Tensorize in multithreaded environment


#1

Hi,
I have a small test case where I do a 2-d matrix addition.
A = tvm.placeholder((4,16), name=‘input1’)
B = tvm.placeholder((4,16), name=‘input2’)
C = tvm.compute((4,16),
lambda m,n: A[m,n] + B[m,n],
name=‘output’)

I tile on the leading dimension by 2 and parallelize as follows:

m,n = s[C].op.axis

m_outer,m_inner = s[C].split(m,factor=2)
s[C].reorder(m_outer,m_inner,n)
s[func].parallel(m_outer)

I then match the inner matrix add with a tensorize routine:
And I add my own c function that does the matrix add as a packed func.
I print the address of the pointer passed into the routine. When there is a single thread(TVM_NUM_THREADS=1) the pointers are updated correctly prior to being passed to the function
But when there are 2 threads are more, the input pointer is not offset for threads other than the first one.


#2

Please look here for the sample code
https://github.com/dmlc/tvm/files/2295210/test.tar.gz


#3

If we need the input of tensorization to have non-zero offset, we might need to redefine the buffer abstraction(by having buffer_alignment)


#4

Hi Tianqi,

Thanks for the response, is it possible to pass in the loop index variables as arguments to the tensorized function?


#5

So in the output of tvm.lower after tensorize:

After tensorize
produce output {
parallel (m.outer, 0, 2) {
tvm_call_packed(“test_intrin”, tvm_address_of(input1[(m.outer*32)]), tvm_address_of(input2[(m.outer32)]), tvm_address_of(output[(m.outer32)]))
}
}

We see that the tvm_address_of is pointing to the right offset in the buffer. Can the implementation of tvm_address_of be modifed to yield the right offset, taking into account parallelized loops?


#6

OK, this might have something to do with a bug in TVM code generation when supporting packed function calling in the parallel body, Can you try swap call_packed by call_extern for now, and directly provide an extern “C” function with the same signature? This will get around this


#7

Hi,

Can you give an example of how to use call_extern please? I’m passing the output in a s a pointer to the external function so I have a void return type, is this supported?


#8

You can simply use int as return type and not use the values for void functions, and it should work


#9

see https://github.com/dmlc/tvm/blob/master/python/tvm/intrin.py#L134


#10

Some qns:
Do you use TVM_REGISTER_GLOBAL to register the extern function?
How do you export the extern function ,by loading a .so?
do you need get_global_func?
are the arguments to the function C++ datatypes or TVMArgValues as for packed func?


#11

For normal extern function, you don’t need to register them, just make sure they are exported as extern C in the runtime is fine. You cannot get them through tvm.get_global as they are typed c functions


#12

I get the following error:

LLVM ERROR: Program used external function ‘test_intrin’ which could not be resolved!
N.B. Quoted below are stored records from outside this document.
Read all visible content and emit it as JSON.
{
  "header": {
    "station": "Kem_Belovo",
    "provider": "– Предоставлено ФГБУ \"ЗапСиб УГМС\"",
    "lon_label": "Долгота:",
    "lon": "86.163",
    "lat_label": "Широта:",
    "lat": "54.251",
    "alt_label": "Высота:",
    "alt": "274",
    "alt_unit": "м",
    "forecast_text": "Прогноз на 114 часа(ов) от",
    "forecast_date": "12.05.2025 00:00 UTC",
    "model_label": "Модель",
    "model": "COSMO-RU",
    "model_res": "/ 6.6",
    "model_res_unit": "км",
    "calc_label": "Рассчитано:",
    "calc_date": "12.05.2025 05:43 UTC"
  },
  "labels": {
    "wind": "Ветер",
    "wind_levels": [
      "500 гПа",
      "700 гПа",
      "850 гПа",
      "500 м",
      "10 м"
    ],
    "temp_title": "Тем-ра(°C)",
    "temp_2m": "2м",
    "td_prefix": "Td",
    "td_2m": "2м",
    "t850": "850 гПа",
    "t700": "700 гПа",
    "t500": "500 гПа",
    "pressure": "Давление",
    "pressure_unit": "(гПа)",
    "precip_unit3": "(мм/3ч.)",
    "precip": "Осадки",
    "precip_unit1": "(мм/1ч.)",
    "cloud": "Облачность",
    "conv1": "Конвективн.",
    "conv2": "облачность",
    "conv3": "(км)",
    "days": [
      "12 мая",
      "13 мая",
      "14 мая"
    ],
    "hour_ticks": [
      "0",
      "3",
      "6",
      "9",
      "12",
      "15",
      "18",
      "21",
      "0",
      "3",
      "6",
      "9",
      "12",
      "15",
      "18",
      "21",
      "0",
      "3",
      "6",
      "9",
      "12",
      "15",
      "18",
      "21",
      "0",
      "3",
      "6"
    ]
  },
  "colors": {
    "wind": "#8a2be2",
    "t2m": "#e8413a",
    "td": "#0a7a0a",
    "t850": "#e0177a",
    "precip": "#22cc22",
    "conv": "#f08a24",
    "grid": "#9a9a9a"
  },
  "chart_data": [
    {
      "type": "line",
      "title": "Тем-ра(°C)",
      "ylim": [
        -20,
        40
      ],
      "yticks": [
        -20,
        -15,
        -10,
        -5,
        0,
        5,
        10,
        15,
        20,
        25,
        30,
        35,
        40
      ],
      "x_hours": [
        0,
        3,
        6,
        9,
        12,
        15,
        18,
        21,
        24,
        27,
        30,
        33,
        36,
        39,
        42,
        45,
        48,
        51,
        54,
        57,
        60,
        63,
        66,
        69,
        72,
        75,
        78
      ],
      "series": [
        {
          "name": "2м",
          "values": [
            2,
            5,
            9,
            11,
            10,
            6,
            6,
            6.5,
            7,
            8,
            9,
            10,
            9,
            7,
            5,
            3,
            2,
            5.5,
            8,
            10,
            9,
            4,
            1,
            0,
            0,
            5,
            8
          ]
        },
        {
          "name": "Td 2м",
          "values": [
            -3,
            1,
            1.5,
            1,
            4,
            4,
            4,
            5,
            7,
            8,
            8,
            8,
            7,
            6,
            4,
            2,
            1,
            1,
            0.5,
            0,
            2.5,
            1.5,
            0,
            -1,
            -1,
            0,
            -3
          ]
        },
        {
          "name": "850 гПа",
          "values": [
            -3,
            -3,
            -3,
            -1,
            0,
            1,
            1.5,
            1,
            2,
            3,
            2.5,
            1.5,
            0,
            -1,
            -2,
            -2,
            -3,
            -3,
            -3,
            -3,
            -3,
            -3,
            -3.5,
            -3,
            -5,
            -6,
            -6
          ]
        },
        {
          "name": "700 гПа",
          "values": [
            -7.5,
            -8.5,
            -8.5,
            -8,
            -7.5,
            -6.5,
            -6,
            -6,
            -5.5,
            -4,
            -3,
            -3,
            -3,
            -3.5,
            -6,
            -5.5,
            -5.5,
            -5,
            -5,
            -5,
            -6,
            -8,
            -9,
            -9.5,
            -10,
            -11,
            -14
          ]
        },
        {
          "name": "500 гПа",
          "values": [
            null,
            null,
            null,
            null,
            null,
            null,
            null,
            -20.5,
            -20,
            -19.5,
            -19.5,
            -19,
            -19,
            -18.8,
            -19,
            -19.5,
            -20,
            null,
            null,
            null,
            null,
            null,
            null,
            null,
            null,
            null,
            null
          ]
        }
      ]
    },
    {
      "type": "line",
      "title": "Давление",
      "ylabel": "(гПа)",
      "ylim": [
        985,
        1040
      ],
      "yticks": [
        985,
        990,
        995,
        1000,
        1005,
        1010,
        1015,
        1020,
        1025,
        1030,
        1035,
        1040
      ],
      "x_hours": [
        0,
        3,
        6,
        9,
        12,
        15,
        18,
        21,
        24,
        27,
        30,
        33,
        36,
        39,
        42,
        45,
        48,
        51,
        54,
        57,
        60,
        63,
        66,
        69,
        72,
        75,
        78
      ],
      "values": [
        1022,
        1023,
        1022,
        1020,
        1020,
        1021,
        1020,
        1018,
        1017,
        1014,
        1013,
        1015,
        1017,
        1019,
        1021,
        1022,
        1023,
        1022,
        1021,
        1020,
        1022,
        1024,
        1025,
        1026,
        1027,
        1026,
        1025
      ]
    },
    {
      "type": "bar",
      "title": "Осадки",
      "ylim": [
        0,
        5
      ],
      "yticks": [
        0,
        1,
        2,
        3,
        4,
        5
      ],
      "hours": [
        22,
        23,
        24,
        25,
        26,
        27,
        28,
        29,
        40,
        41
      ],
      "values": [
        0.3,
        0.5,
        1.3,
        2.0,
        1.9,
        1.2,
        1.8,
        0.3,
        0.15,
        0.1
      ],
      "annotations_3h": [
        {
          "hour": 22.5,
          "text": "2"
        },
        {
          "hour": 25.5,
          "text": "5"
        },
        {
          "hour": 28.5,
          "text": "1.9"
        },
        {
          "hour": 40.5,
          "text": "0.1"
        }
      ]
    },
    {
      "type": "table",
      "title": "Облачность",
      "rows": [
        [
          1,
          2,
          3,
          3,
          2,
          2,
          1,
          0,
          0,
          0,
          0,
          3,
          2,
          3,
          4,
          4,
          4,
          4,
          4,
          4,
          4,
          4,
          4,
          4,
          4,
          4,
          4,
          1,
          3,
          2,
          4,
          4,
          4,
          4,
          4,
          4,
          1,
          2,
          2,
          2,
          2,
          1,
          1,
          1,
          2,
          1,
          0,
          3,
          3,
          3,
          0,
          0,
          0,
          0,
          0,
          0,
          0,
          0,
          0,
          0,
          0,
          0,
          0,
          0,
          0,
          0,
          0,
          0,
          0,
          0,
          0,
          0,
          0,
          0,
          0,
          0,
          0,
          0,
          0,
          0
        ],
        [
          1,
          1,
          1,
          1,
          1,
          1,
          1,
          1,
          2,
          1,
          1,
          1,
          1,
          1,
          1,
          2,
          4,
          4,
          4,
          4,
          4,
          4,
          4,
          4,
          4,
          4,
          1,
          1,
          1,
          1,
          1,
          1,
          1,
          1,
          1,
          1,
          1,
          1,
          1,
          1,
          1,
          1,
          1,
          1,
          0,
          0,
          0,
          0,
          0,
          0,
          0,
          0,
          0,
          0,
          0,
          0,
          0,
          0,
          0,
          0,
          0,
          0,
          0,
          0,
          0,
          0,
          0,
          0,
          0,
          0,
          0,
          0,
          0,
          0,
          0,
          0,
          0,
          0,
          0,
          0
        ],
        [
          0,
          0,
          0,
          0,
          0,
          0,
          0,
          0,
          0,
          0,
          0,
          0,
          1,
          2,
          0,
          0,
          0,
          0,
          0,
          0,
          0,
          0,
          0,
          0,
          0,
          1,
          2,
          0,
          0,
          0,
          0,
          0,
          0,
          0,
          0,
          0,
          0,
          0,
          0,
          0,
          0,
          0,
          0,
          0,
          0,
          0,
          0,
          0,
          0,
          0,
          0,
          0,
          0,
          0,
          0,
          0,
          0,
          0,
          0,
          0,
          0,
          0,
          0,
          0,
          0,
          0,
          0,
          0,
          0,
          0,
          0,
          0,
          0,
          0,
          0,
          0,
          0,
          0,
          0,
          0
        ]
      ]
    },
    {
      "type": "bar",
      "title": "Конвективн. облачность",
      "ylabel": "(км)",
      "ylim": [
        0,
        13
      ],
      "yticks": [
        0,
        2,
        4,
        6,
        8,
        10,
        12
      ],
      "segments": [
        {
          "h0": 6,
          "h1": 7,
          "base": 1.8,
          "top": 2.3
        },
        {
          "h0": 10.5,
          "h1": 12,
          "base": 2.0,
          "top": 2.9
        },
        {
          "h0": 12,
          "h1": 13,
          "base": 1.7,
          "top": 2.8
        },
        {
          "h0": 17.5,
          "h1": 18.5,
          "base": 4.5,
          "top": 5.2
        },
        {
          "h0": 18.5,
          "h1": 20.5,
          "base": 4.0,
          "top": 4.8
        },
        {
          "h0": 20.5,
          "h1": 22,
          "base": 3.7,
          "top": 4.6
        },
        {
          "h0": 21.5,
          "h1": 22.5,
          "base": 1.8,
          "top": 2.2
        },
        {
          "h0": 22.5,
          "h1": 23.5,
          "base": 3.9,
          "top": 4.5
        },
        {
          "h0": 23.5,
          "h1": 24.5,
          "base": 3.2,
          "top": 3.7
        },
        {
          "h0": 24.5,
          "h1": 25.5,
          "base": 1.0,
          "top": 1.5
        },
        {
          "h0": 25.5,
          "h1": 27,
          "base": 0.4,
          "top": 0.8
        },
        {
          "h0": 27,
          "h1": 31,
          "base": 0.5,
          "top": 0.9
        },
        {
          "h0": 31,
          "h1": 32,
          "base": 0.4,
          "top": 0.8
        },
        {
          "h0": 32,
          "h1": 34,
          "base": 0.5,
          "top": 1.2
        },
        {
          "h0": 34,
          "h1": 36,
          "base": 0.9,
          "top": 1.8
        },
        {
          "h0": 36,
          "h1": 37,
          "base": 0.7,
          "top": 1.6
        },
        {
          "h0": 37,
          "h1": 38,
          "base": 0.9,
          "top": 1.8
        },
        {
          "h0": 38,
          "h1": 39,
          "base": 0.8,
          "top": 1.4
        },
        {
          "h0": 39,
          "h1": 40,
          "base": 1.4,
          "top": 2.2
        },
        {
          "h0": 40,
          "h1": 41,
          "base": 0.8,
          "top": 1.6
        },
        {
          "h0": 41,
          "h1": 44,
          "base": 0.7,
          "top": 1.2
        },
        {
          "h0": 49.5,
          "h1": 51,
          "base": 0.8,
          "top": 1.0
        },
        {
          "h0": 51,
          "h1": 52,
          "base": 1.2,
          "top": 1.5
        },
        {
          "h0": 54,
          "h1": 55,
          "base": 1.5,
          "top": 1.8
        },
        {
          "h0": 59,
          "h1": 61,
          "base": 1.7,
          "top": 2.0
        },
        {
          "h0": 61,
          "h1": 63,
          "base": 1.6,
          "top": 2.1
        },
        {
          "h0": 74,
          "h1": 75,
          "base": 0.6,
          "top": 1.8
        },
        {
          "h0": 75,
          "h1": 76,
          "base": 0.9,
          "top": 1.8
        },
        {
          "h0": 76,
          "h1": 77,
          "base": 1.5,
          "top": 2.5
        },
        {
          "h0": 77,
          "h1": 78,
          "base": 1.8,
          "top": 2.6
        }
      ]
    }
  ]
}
I declare the function as extern “C” in the .so file.

f = tvm.module.load("./test.so")

def intrin_func(ins, outs):
body = tvm.call_extern (“int32”,“test_intrin”,ins[0].access_ptr(“rw”),ins[1].access_ptr(“rw”),outs[0].access_ptr(“rw”))

and here is my function

extern “C” int test_intrin(void * input, void * input2, void * output){
printf(“input %.8X\n”, input);
};


#13

#14

Hi,

Thank you for the response. The issue I’m facing is that I want to use call_extern to invoke a function in a dynamic .so library which I link by using tvm.module.load.

In your approach you implement the extern function as llvm inline assembly, but for my case the function is implemented in the dynamic .so library and I want to call that… Is there a way to do this?

Thanks,
Anand


#15

You can, as long as the .so library is loaded prior to the tvm.module.load in the tvm runtime


#16

Hi,

The .so library is an external library which I have compiled using a c++ compiler. Now I load it using tvm.module.load to expose it to tvm runtime. But the external function implemented in the library is not resolved as indicated by the error I reported earlier.

Thanks,
Anand


#17

Please check out the example here https://github.com/dmlc/tvm/pull/2156, as I said in my last post, it is fine as long as .so library is loaded in the tvm runtime.

However, we do need to load the so as RTLD_GLOBAL object, so it is visible to other so library. Or you can re-expose it in the tvm runtime and have tvm runtime link against your dll


#18

Thanks, this looks like what I need, I’ll confirm if it worked for me.